Two deans at Case Western Reserve University Law School emailed students Tuesday to alert them of "The Whitest Law Schools in America 2021," a study that rates schools based on how "inappropriately white" their student bodies are. Although Case Western's law school ranked 144 out of 200, making it the second least-white law school in the state of Ohio, deans Jessica Berg and Michael Scharf told students they should not be satisfied.

"First, we should not be satisfied with the diversity of our student body, even on the measures used in this study," Berg and Scharf said. "It does not mean we have an equitable number of students who identify as Black, Native American, Latinx, Asian American, Pacific Islander, or other under-represented groups."

The percentage of minority students in the school's first-year law classes, however, exceeded the percentage of nationwide minority applicants by 13 percent. Case Western has increased the percentage of first-year law students "who do not identify as white" by 11 percent since 2004, the deans said in the email.

The Whitest Law Schools in America study was released on March 9 by retired Dayton University law professor Vernellia Randall.

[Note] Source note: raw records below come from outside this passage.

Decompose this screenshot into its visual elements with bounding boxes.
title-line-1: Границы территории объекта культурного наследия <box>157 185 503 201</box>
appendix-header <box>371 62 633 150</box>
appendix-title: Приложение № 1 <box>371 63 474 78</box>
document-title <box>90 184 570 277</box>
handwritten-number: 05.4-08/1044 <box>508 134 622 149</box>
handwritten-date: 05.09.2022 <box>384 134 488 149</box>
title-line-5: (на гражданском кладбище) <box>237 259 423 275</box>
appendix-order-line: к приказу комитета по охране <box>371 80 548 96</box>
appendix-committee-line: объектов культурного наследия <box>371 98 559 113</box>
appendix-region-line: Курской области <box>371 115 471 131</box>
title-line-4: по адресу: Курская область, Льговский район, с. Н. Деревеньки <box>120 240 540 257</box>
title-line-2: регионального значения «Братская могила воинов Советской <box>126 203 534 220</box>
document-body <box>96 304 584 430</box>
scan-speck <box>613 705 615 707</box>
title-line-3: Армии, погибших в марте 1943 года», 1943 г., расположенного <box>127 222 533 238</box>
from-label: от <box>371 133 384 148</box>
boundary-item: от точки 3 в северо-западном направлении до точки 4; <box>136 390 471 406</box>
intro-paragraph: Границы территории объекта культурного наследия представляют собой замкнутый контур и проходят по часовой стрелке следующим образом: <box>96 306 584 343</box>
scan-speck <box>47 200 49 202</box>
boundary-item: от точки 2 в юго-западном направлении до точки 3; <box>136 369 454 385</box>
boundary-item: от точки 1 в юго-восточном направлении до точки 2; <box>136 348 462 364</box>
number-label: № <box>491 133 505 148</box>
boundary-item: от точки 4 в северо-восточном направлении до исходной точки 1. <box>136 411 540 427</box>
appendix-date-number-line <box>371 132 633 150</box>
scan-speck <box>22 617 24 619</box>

The study examines the "whiteness" of America's law schools based on their "total whiteness score" and the "excess whiteness" of first-year law classes compared with the application pool and state demographics.

Berg and Scharf said in a joint statement to the Free Beacon that they are hopeful the study will push the law school to take further action.

"We are committed to diversity and inclusion in all aspects of our law school community and know that we still have work to do in this area," the deans said. "This study draws attention to one measure, but its greater impact may be to help reinforce the need for additional conversations and initiatives."

Berg and Scharf wrote in a September 2020 letter that they felt "mobilized" by "incidents of racism and police brutality" to make a push for racial justice at Case Western.

Those initiatives are detailed in a document on "Race and Justice" at Case Western Reserve University, which the deans shared with the Free Beacon. The initiatives outline how the deans have tried to "integrate racial justice more comprehensively" into the law school's curriculum. Faculty members discussed integrating race and racism into lessons during two meetings in June and created a new course on "Race, Law & Society."